Para a Sara e para a Matilde
Como sereis minhas filhas
quando o meu poema terminar?
Como sereis
agora mesmo
daqui a 5 minutos
5 anos
Daqui uma medida qualquer
impalpável
dessas que vestem o tempo
como se o tempo pudesse ser vestido?
Como sereis então
nesse tempo que eu não sei dizer?
Mais claras? Mais azuis?

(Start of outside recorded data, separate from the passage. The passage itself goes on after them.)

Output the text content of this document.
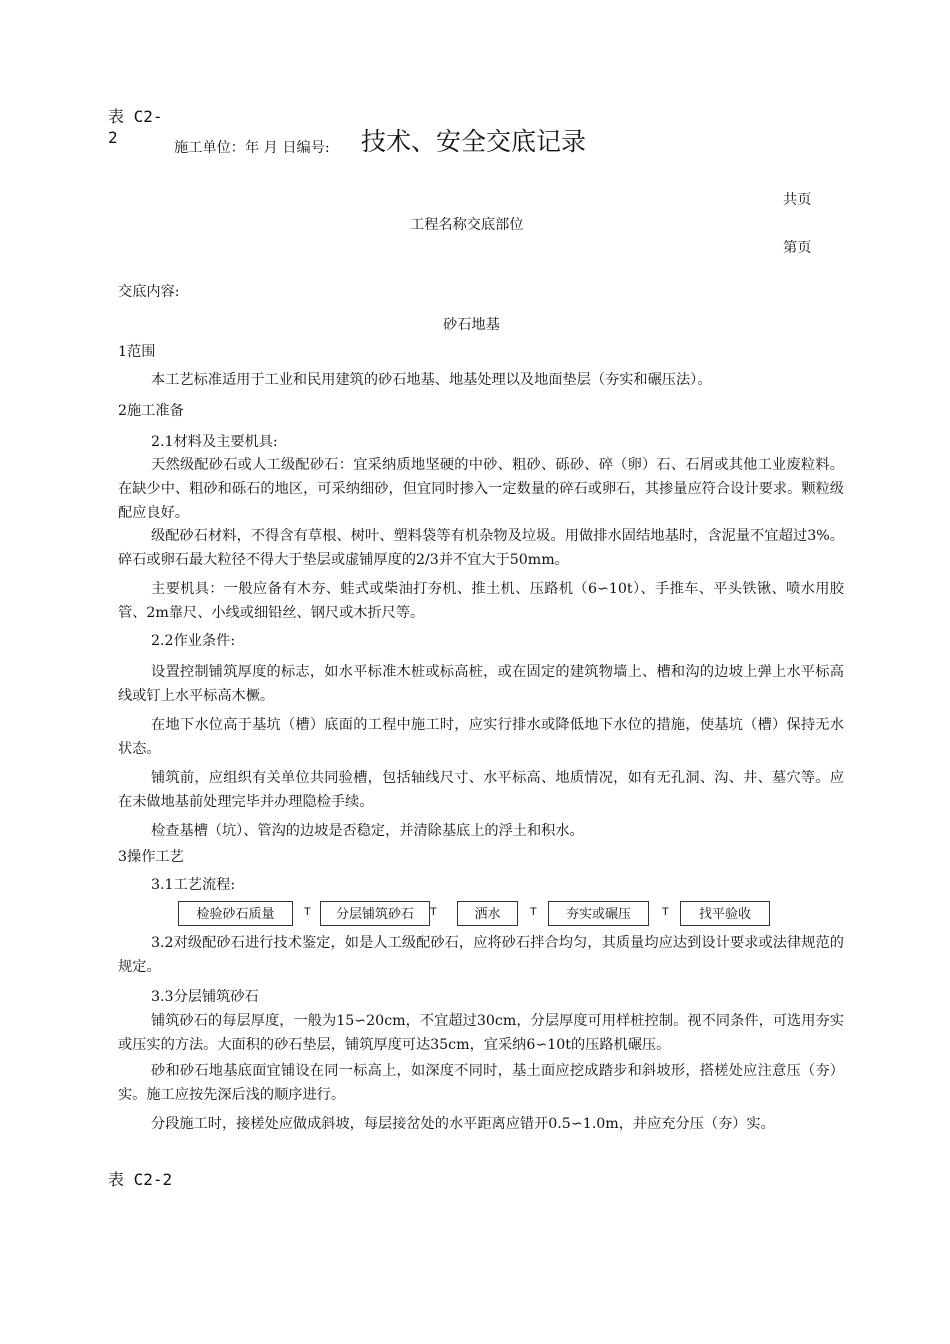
表 C2-
2
施工单位：年 月 日编号: 技术、安全交底记录
共页
工程名称交底部位
第页
交底内容:
砂石地基
1范围
本工艺标准适用于工业和民用建筑的砂石地基、地基处理以及地面垫层（夯实和碾压法）。
2施工准备
2.1材料及主要机具:
天然级配砂石或人工级配砂石：宜采纳质地坚硬的中砂、粗砂、砾砂、碎（卵）石、石屑或其他工业废粒料。在缺少中、粗砂和砾石的地区，可采纳细砂，但宜同时掺入一定数量的碎石或卵石，其掺量应符合设计要求。颗粒级配应良好。
级配砂石材料，不得含有草根、树叶、塑料袋等有机杂物及垃圾。用做排水固结地基时，含泥量不宜超过3%。碎石或卵石最大粒径不得大于垫层或虚铺厚度的2/3并不宜大于50mm。
主要机具：一般应备有木夯、蛙式或柴油打夯机、推土机、压路机（6∽10t）、手推车、平头铁锹、喷水用胶管、2m靠尺、小线或细铅丝、钢尺或木折尺等。
2.2作业条件:
设置控制铺筑厚度的标志，如水平标准木桩或标高桩，或在固定的建筑物墙上、槽和沟的边坡上弹上水平标高线或钉上水平标高木橛。
在地下水位高于基坑（槽）底面的工程中施工时，应实行排水或降低地下水位的措施，使基坑（槽）保持无水状态。
铺筑前，应组织有关单位共同验槽，包括轴线尺寸、水平标高、地质情况，如有无孔洞、沟、井、墓穴等。应在未做地基前处理完毕并办理隐检手续。
检查基槽（坑）、管沟的边坡是否稳定，并清除基底上的浮土和积水。
3操作工艺
3.1工艺流程:
检验砂石质量	T	分层铺筑砂石	T	洒水	T	夯实或碾压	T	找平验收
3.2对级配砂石进行技术鉴定，如是人工级配砂石，应将砂石拌合均匀，其质量均应达到设计要求或法律规范的规定。
3.3分层铺筑砂石
铺筑砂石的每层厚度，一般为15∽20cm，不宜超过30cm，分层厚度可用样桩控制。视不同条件，可选用夯实或压实的方法。大面积的砂石垫层，铺筑厚度可达35cm，宜采纳6∽10t的压路机碾压。
砂和砂石地基底面宜铺设在同一标高上，如深度不同时，基土面应挖成踏步和斜坡形，搭槎处应注意压（夯）实。施工应按先深后浅的顺序进行。
分段施工时，接槎处应做成斜坡，每层接岔处的水平距离应错开0.5∽1.0m，并应充分压（夯）实。
表 C2-2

Mais aves?
Tereis já uma ruga pousada junto à boca
e o cântaro da água entornado no olhar?
Que sol trará a luz às vossas mãos?
Que sal tomará conta da música do corpo?
Quem vos cantará
quando eu fechar a casa dos meus versos?
Viverá nos vossos dedos o estilete
o aparo
o bico de carvão
com que sobre o mar se escreve
o desejo de ser livre?
Haverá uma canção que venha em vós
romper a noite
e instaurar a transparência do ar?
Sede espertas e vivas, filhas minhas!
Não deixeis que vos roubem
a alegria do abraço.
Não vos torneis funcionárias!
Cantai!
Sede ciganas
e levai a pátria atrás de vós
na carroça dos mais belos sonhos
que o vosso peito engendrar!
Entrai pelas florestas e tocai em cada tronco
para que ele
de folha em folha:
vos reconheça e diga:
estas são nossas irmãs! Vamos dançar!
Amai como quem cavalga o vento!
Sede mágicas e grandes por dentro do coração!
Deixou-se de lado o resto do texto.